NJCAA and KJCCC announce probation for Barton County Athletic Program

Colorado Springs , Colo. -- The National Junior College Athletic Association (NJCAA), working in conjunction with Kansas Jayhawk Community College Conference (KJCCC) Commissioner Bryce Roderick and Barton County Community College President Dr. Carl Heilman, announced today that all athletic teams at Barton County, excluding men's basketball, will be placed on NJCAA and KJCCC probation for the 2006-2007 academic year. The men's basketball team recently completed a maximum two-year probation.

This probation is a result of NJCAA and KJCCC bylaw infractions that were uncovered during recent court proceedings against seven former coaches and a former administrator at Barton County . The various counts against the defendants, which stemmed from mail fraud to theft, were due to a lack of institutional control at the college from 1998-2003.

"Barton County Community College is mindful and respectful of the NJCAA ruling," said Dr. Heilman. "We recognize the regulatory role and responsibilities of the Association; we are, however, saddened that so many innocent parties associated with Barton County Community College will be negatively affected by the past unethical actions of a small number. The College is committed to moving ahead and maintaining fiscal responsibility. Although Barton County Community College may have lacked athletic programming accountability, this is not indicative of the College as a whole or the value that is placed on students and their learning success."

On a national level the probation stipulates that no athletic program, outside of men's basketball, or individual at Barton County will be allowed to participate in post-season competition, including regional and national tournaments.

"Due to the noncompliance of NJCAA bylaws that came to light during the recent court cases the NJCAA and the Jayhawk Conference felt it necessary to hand down a punishment to all teams at Barton County outside of men's basketball, who has been on probation for the last two years," said NJCAA Executive Director Wayne Baker.

"It is our sincere hope that Barton County and all NJCAA member colleges learn that maintaining institutional control over your athletic department is imperative to operating on a successful level," continued Baker. "We look forward to moving on from this and continuing to provide the best-possible experience for two-year college athletes across the country."

The Conference probation will render programs ineligible for the KJCCC Championship in that particular sport. The teams will be allowed to play their conference schedules but their results will not be figured into conference standings.

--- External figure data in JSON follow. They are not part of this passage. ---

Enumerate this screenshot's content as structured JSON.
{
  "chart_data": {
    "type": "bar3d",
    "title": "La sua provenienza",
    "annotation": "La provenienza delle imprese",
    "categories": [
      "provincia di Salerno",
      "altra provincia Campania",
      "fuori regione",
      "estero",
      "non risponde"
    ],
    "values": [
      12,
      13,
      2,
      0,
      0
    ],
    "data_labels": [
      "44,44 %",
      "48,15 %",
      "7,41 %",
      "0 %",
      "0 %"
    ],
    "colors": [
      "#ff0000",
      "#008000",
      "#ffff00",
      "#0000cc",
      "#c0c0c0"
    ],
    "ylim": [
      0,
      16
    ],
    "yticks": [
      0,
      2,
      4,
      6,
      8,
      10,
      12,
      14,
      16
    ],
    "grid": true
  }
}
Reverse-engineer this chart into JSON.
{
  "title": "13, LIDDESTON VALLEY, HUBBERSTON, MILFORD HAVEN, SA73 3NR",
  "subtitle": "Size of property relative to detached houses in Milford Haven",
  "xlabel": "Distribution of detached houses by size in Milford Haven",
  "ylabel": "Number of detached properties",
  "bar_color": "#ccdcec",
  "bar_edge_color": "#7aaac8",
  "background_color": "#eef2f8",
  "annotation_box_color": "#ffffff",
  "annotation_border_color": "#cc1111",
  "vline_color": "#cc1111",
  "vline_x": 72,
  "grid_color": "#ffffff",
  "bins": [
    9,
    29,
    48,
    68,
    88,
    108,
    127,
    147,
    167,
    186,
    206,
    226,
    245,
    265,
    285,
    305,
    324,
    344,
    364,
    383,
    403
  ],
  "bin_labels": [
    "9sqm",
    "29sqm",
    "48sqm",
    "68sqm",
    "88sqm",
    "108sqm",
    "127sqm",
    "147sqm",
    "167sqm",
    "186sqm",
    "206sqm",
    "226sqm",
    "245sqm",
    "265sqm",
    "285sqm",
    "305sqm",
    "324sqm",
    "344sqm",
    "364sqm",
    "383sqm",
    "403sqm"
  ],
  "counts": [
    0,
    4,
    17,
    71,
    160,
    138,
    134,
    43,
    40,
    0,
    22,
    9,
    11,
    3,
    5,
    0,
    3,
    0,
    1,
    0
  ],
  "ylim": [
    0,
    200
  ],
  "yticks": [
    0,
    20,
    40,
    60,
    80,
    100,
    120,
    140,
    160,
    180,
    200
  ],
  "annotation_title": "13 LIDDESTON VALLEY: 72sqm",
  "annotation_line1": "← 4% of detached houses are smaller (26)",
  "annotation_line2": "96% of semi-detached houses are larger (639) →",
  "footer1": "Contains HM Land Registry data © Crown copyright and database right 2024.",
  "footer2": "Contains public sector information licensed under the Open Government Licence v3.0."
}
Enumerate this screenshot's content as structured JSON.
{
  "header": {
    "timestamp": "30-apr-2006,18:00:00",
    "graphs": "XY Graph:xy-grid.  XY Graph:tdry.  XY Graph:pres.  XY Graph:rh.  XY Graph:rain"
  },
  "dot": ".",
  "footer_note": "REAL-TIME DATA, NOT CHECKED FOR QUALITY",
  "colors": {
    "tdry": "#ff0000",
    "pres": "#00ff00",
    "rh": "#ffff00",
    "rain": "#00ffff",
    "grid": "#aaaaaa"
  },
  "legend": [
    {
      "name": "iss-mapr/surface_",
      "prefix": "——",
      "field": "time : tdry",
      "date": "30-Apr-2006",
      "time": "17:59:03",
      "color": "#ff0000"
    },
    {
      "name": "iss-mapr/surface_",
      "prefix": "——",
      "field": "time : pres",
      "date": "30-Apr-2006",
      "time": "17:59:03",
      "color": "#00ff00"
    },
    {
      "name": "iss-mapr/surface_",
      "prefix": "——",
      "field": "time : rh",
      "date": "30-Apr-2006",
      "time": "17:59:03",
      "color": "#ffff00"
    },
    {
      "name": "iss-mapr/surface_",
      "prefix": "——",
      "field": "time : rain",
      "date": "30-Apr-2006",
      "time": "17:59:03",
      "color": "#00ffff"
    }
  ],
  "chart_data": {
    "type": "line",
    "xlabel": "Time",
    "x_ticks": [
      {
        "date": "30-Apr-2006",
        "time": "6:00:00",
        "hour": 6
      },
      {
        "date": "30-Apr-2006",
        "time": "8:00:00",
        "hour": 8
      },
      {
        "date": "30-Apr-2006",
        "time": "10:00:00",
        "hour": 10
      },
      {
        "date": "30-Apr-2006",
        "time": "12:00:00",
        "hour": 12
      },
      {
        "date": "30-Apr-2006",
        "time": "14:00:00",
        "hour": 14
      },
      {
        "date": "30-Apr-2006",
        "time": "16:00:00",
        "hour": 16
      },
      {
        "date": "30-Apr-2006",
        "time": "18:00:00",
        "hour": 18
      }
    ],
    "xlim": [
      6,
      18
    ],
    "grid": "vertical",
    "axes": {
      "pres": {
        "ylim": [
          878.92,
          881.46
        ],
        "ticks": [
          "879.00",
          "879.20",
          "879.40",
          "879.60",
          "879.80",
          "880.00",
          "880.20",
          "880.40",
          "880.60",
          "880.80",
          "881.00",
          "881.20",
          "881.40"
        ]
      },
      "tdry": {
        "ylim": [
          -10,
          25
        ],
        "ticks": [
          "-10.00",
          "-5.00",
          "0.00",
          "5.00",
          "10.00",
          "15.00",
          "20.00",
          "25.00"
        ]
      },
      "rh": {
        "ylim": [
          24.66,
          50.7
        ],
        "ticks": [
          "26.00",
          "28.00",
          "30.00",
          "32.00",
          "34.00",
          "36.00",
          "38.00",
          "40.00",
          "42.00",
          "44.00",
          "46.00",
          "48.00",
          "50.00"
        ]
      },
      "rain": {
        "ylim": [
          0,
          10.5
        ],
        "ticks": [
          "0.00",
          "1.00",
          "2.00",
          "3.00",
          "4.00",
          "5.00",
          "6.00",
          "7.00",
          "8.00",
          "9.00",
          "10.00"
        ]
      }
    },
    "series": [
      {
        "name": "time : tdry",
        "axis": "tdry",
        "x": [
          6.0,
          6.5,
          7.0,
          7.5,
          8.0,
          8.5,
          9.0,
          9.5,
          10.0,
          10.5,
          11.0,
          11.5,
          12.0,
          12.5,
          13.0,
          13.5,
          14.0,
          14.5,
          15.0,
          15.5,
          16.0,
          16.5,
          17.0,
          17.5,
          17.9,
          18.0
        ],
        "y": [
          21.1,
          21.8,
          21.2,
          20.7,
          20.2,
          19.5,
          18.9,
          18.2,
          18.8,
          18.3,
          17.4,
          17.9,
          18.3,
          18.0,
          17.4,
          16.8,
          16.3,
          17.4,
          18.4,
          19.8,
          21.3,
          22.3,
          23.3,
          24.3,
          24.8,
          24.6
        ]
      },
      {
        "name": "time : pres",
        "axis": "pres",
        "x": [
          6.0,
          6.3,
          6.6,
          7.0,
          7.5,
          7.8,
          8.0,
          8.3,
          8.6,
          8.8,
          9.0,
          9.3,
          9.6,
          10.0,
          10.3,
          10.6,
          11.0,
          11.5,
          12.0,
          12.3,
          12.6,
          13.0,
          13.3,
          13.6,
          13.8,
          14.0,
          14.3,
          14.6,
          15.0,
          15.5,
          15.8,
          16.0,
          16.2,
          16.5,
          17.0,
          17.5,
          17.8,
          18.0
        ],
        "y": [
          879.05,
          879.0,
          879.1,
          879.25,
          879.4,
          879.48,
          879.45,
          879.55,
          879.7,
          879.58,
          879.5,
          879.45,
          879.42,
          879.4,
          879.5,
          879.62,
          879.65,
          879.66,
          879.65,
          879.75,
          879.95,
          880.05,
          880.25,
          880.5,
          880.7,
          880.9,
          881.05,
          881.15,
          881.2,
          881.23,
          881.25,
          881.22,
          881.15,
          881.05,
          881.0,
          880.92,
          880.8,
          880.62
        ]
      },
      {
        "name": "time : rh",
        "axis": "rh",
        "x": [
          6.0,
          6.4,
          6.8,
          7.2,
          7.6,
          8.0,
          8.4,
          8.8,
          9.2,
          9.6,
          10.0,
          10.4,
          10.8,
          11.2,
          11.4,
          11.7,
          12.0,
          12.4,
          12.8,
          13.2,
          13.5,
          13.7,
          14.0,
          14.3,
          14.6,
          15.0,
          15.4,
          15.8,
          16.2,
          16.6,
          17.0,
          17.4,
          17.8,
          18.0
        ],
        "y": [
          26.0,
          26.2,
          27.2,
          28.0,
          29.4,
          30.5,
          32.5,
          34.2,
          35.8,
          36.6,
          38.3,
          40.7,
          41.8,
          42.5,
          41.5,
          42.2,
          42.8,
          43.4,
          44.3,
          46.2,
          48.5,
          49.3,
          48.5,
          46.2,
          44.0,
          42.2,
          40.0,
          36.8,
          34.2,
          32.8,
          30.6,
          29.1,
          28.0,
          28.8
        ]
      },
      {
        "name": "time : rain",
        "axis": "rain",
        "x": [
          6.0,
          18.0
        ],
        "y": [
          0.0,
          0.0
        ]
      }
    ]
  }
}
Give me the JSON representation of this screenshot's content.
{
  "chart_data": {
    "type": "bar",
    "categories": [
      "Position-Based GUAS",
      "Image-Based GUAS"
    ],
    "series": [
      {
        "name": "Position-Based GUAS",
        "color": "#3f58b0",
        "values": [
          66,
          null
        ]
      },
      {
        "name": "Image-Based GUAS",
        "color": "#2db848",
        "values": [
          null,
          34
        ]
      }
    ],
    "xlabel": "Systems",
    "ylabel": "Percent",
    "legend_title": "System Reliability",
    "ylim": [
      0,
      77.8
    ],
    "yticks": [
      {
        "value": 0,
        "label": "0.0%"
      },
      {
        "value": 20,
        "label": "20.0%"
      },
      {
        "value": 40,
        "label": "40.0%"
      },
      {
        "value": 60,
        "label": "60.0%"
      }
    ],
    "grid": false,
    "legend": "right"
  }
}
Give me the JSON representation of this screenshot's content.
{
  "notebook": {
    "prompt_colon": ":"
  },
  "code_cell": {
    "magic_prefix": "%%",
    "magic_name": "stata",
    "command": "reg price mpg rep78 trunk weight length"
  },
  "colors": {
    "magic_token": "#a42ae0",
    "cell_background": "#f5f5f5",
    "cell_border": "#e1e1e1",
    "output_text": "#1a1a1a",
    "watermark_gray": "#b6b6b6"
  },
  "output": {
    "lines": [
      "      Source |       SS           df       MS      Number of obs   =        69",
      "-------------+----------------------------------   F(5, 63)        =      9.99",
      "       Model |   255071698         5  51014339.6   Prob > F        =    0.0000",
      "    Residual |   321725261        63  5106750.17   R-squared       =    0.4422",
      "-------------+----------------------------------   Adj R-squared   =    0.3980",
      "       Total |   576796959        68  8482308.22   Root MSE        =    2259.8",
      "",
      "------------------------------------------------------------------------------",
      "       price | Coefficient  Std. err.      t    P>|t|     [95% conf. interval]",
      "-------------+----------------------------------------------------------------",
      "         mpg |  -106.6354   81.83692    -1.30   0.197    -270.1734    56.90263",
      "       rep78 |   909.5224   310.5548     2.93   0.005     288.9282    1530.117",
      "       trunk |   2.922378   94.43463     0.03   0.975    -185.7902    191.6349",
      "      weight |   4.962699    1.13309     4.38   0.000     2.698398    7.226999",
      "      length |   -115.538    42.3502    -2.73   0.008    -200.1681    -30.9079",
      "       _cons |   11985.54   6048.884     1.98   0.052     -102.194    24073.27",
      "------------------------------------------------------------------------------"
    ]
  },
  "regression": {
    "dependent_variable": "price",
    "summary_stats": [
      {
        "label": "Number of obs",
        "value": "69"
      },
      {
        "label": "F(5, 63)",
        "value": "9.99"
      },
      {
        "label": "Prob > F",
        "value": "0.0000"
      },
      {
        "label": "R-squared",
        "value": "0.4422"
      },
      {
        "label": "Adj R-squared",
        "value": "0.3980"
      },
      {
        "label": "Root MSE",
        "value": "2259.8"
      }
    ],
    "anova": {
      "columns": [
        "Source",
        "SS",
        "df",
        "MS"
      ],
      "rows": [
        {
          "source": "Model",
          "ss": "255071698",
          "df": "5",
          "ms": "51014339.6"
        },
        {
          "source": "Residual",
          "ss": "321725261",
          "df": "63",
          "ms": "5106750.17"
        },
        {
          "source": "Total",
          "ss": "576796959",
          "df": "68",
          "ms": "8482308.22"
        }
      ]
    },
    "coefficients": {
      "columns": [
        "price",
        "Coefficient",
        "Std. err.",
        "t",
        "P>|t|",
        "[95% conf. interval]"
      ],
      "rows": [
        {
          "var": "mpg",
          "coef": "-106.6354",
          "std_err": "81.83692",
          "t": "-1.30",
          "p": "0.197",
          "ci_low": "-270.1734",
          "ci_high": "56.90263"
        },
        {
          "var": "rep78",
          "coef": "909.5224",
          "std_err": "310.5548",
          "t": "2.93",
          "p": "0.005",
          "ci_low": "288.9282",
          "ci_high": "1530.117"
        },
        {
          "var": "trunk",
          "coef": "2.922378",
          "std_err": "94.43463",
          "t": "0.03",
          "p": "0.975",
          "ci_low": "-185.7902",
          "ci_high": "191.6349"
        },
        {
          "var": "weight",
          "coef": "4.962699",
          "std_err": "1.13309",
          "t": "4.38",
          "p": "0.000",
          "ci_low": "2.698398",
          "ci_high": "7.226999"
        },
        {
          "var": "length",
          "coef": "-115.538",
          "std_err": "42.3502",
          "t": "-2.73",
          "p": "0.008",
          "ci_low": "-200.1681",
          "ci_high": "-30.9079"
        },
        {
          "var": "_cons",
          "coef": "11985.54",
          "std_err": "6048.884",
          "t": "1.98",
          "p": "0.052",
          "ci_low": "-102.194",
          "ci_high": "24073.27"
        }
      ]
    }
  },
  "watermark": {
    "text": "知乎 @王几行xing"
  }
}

Individual statistics will be part of the overall conference statistics for that particular sport and an individual may receive KJCCC awards.

"This has been the darkest moment in KJCCC history," said Roderick. "I hope that the action taken by the NJCAA and the KJCCC will bring this chapter to a close and we can all move forward from here."

"This should serve as a wake up call for all institutions that much more care should be given to the administering of all public funds," continued Broderick. "The custodial responsibility of taking care of public funds by administrators can not be taken lightly."

Barton County, who won 23 national championships from 1998-2003, will be allowed to retain all team and individual titles. The NJCAA bylaws state that "if a student-athlete is discovered to the ineligible after August 1, following the national championship/invitational no disqualification shall occur. All awards shall remain as awarded."

The KJCCC is home to more than 2,000 student-athletes on 131 teams in the 20 men's and women's KJCCC-sponsored sports. The men's programs regulated by the conference include baseball, basketball, cross country, football, golf, indoor/outdoor track and field, soccer, tennis and wrestling. The KJCCC-regulated women's programs include basketball, cross country, golf, indoor/outdoor track and field, soccer, softball, tennis and volleyball.

The NJCAA, with more than 500 member colleges in 42 states, is the national governing body of 15 men's and 12 women's sports over three divisions. Approximately 48,000 athletes compete in one of 24 regions and every year the NJCAA hosts 48 national championships.